Collaboration success relies on giving employees what they want
Enterprises must understand how the workforce operates before embarking on new communication quests.
Businesses are using a variety of technologies to carry out mission-critical operations in today's fast-paced and unforgiving corporate environment. To maximize performance, decision-makers need to deploy tools and applications that support the way employees want to work without introducing unnecessary complexities that will ultimately impair efficiency. Because there are so many services to choose from, enterprises need to map out their IT strategies in advance to reduce complications.
If organizations want to succeed, they need to have a strong collaboration process. This often means implementing an advanced business phone system that can be incorporated with the applications and features individuals need to complete mission-critical tasks. Beside the basic voice communication services, however, decision-makers need to deploy other interactive tools, which could include video conferencing, document management services and other technologies that make it easier for colleagues, partners and customers to share information.
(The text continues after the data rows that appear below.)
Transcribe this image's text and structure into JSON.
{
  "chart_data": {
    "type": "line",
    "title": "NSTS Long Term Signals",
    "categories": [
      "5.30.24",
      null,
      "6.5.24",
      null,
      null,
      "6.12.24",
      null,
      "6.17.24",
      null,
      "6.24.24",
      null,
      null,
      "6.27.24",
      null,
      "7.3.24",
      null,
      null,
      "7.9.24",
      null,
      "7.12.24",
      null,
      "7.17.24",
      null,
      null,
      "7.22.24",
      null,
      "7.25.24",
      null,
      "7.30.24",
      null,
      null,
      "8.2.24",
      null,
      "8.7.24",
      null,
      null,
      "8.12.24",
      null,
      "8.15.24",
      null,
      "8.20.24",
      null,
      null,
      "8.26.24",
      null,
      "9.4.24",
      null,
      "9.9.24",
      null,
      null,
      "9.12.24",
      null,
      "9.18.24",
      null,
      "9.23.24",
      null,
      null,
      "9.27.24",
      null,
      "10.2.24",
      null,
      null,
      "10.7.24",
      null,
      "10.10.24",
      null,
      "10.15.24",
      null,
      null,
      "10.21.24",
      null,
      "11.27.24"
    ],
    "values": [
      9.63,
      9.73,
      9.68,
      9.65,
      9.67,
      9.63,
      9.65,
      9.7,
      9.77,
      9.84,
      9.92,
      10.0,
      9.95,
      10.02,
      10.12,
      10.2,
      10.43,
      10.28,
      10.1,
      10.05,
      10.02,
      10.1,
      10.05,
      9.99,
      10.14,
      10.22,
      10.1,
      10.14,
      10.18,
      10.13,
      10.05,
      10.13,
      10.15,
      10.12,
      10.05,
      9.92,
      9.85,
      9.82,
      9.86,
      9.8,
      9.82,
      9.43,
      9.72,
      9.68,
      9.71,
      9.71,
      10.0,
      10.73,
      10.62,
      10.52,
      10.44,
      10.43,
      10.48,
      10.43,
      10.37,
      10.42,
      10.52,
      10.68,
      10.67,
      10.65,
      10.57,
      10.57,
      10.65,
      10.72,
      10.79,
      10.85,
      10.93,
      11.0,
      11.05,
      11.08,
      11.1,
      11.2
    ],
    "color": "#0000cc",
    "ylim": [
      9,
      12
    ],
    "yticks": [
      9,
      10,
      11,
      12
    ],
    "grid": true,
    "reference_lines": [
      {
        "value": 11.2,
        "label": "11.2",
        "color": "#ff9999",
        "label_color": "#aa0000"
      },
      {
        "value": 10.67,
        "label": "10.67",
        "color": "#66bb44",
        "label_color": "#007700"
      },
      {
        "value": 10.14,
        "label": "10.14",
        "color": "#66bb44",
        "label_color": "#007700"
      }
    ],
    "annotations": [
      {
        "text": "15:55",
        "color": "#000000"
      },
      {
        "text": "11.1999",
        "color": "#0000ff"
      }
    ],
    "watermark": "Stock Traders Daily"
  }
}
A recent GigaOM report highlighted the importance of deploying technologies in the workplace that employees will actually use without encountering too many complications. After all, if enterprise deploy a communication platform with irrelevant phone system features and tools, individuals will not use the solutions appropriately, which will result in lower collaboration and overall performance levels.
GigaOM stated that companies should assess the current workplace and determine which existing services need to be replaced, augmented or thrown out. By speaking with employees and understanding what processes work and which procedures just waste time, decision-makers can take steps in the right direction to boosting efficiency.
"I advocate going on a ride-along … to see what they're actually doing. Spend time with them. Bring them in for focus groups," said Brian Katz, executive at the drug company Sanofi, according to GigaOM.
Rather than blindly rolling out an application before having it approved by at least part of the workforce, executives should collaborate with employees to understand what industry trends are impacting their demands and how embracing those strategies could result in higher productivity levels. In many cases, the ongoing consumerization of IT and the adoption of mobile technologies in particular is having a major impact on the business world as a whole.
Developing a mobile plan
Enterprises should consider embracing a "mobile-first" strategy, as this will encourage companies to design applications, solutions and operations around the ongoing proliferation of smartphones, tablets and other gadgets emerging in the workplace. However, while this is important, GigaOM noted that a mobile-only strategy can be dangerous. This is largely due to the simple fact that many employees still use old phone systems because they are comfortable with doing so.
While the concept of using older office phone systems may not necessarily apply to millennials, it is still important to maintain at least some legacy solutions in the workplace to cater to the needs of older employees. At the same time, decision-makers need to understand the inevitability of the mobile landscape. A report by Gartner highlighted how the majority of information workers will be accessing critical applications via mobile devices by 2015. Although creating innovative solutions to suit these needs may be challenging, it will be increasingly important as the business world evolves.
"But the growing use of mobile devices for work demands that they support video on such equipment for internal and external uses. The challenge is more than just mobility. It also concerns heterogeneity, as Gartner predicts that, by 2014, 90 percent of organizations will support corporate applications on a variety of personal devices, from conventional laptop PCs, media tablets and mobile phones to hybrid or other kinds of devices that have yet to be made widely available," said Whit Andrews, vice president and distinguished analyst at Gartner.
Andrews said keeping employees happy in today's mobile landscape means engaging them on the platforms they have chosen, regardless of whether those tools are tablets, smartphones or another device with a new operating system. Because keeping individuals happy when an organization is trying to support a robust and effective remote workforce, decision-makers need to consider embracing bring your own device. By adopting a BYOD mentality, people have the right to leverage personal gadgets in the workplace, so long as they do so while still abiding by the rules that govern the company.
Analysts predict that a number of communication and collaborative efforts will fail in the coming years because executives did not take into account varying user preferences, which leads to internal strife and lower performance levels. By planning ahead and working with trusted service providers and consulting agencies, enterprises can embrace the applications, tools and devices that their current and prospective workforces demand in order to carry out mission-critical operations. If organizations fail to take all preferences into account, they will have trouble functioning as the rest of the IT landscape moves on without them.